It's up to brands and retailers to estabish strong, ethical sourcing requirements to ensure their tuna supply chains aren't exploiting industry workers and putting our oceans at risk.
Since the launch of our global campaign challenging the world’s biggest tuna company, Thai Union, to lead the industry toward a future of more sustainable and socially responsible tuna fishing and sourcing, we’ve been reaching masses from around the globe. From industry leaders, to canned tuna brands and fishing companies, to consumers and grocery stores large and small, sellers and buyers of canned tuna have been put on alert about the dark side of canned tuna.
Canada is an important market of Thai Union supplied products, and many popular brands sold in supermarkets across the country are linked to this sketchy tuna giant. Over the last couple of months we’ve been raising the awareness of canned tuna customers from major retail chains to your family and friends.

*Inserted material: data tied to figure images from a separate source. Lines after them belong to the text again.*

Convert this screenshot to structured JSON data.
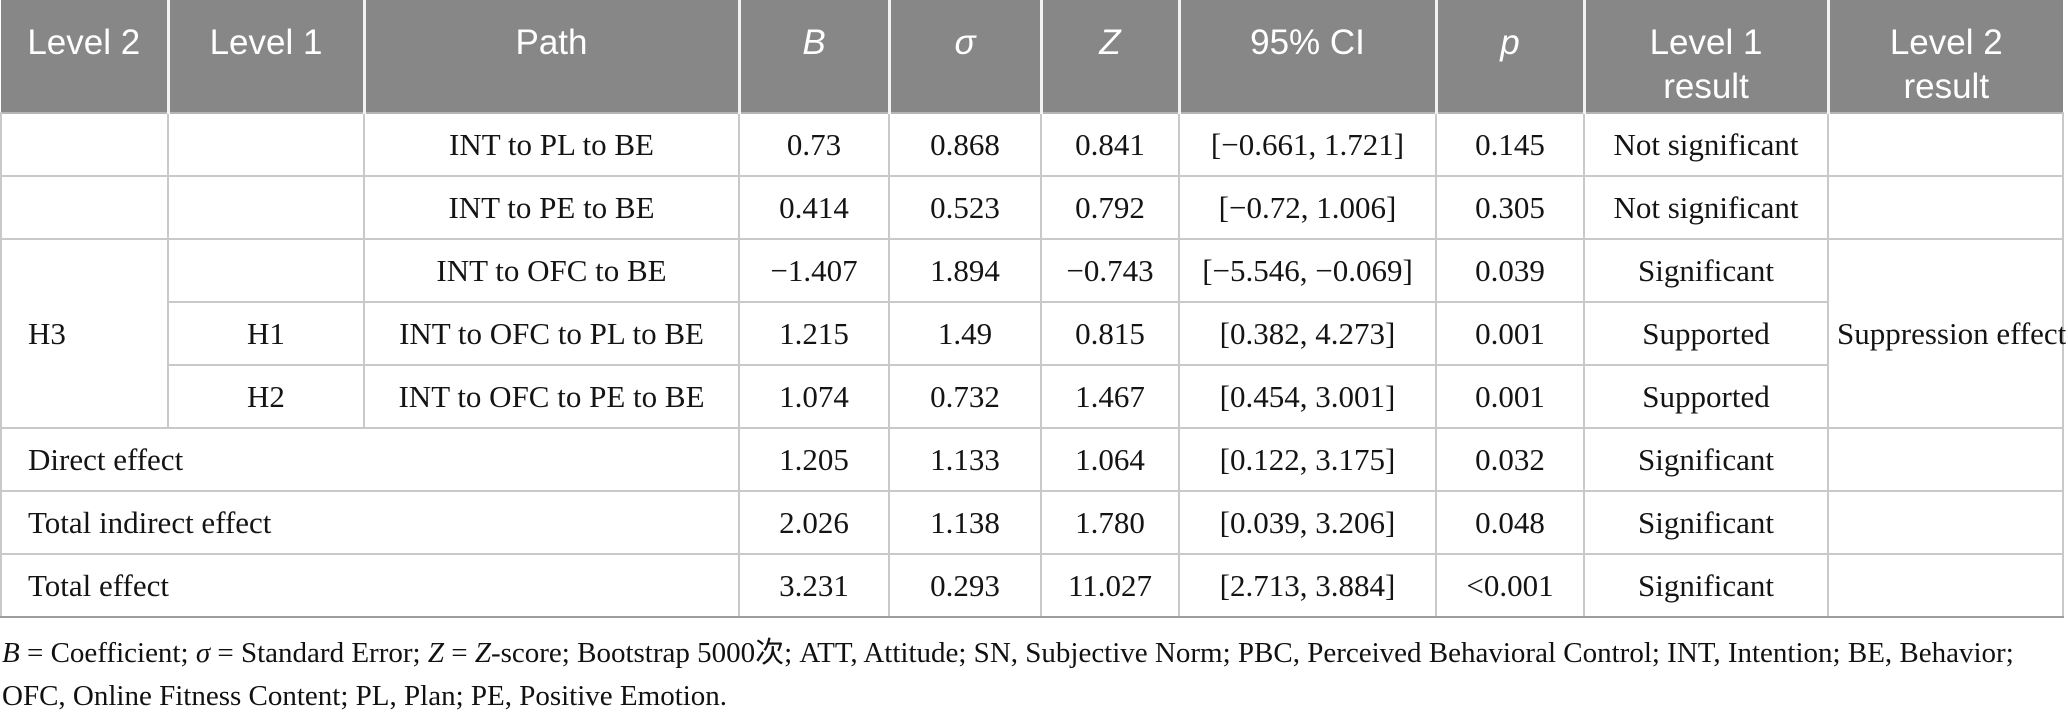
{
  "table": {
    "header": {
      "level2": "Level 2",
      "level1": "Level 1",
      "path": "Path",
      "b": "B",
      "sigma": "σ",
      "z": "Z",
      "ci": "95% CI",
      "p": "p",
      "result1": "Level 1\nresult",
      "result2": "Level 2\nresult"
    },
    "rows": [
      {
        "level2": "",
        "level1": "",
        "path": "INT to PL to BE",
        "b": "0.73",
        "sigma": "0.868",
        "z": "0.841",
        "ci": "[−0.661, 1.721]",
        "p": "0.145",
        "result1": "Not significant",
        "result2": ""
      },
      {
        "level2": "",
        "level1": "",
        "path": "INT to PE to BE",
        "b": "0.414",
        "sigma": "0.523",
        "z": "0.792",
        "ci": "[−0.72, 1.006]",
        "p": "0.305",
        "result1": "Not significant",
        "result2": ""
      },
      {
        "level2": "H3",
        "level1": "",
        "path": "INT to OFC to BE",
        "b": "−1.407",
        "sigma": "1.894",
        "z": "−0.743",
        "ci": "[−5.546, −0.069]",
        "p": "0.039",
        "result1": "Significant",
        "result2": "Suppression effect"
      },
      {
        "level1": "H1",
        "path": "INT to OFC to PL to BE",
        "b": "1.215",
        "sigma": "1.49",
        "z": "0.815",
        "ci": "[0.382, 4.273]",
        "p": "0.001",
        "result1": "Supported"
      },
      {
        "level1": "H2",
        "path": "INT to OFC to PE to BE",
        "b": "1.074",
        "sigma": "0.732",
        "z": "1.467",
        "ci": "[0.454, 3.001]",
        "p": "0.001",
        "result1": "Supported"
      },
      {
        "label": "Direct effect",
        "b": "1.205",
        "sigma": "1.133",
        "z": "1.064",
        "ci": "[0.122, 3.175]",
        "p": "0.032",
        "result1": "Significant",
        "result2": ""
      },
      {
        "label": "Total indirect effect",
        "b": "2.026",
        "sigma": "1.138",
        "z": "1.780",
        "ci": "[0.039, 3.206]",
        "p": "0.048",
        "result1": "Significant",
        "result2": ""
      },
      {
        "label": "Total effect",
        "b": "3.231",
        "sigma": "0.293",
        "z": "11.027",
        "ci": "[2.713, 3.884]",
        "p": "<0.001",
        "result1": "Significant",
        "result2": ""
      }
    ]
  },
  "footnote": {
    "segments": [
      {
        "text": "B",
        "italic": true
      },
      {
        "text": " = Coefficient; ",
        "italic": false
      },
      {
        "text": "σ",
        "italic": true
      },
      {
        "text": " = Standard Error; ",
        "italic": false
      },
      {
        "text": "Z",
        "italic": true
      },
      {
        "text": " = ",
        "italic": false
      },
      {
        "text": "Z",
        "italic": true
      },
      {
        "text": "-score; Bootstrap 5000次; ATT, Attitude; SN, Subjective Norm; PBC, Perceived Behavioral Control; INT, Intention; BE, Behavior; OFC, Online Fitness Content; PL, Plan; PE, Positive Emotion.",
        "italic": false
      }
    ]
  },
  "colors": {
    "header_bg": "#878787",
    "header_text": "#ffffff",
    "grid_line": "#c9c9c9",
    "body_text": "#141414"
  }
}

We’ve run magazines ads in two major retailer magazines in Canada (and the US!).
We’ve commissioned trucks with electronic billboards to drive around Toronto and vicinity warning unsuspecting tuna lovers at various supermarket chains and just strolling down the streets that it’s #NotJustTuna behind some trusted brands.
And we’ve been urging people to consult our newly updated Sustainable Canned Tuna Guide app for more sustainable tuna options. But beware, that even sustainably-caught tuna could still be linked to Thai Union, so it’s up to brands and retailers to establish strong, ethical sourcing requirements to ensure their tuna isn’t exploiting industry workers and putting our oceans at risk.
Stay tuned for more to come as we start to reveal how insidious the problem is in the Canadian market, and which big brands need to either rid their supply chains of Thai Union tuna or demand the company only provide them with sustainable and ethical tuna.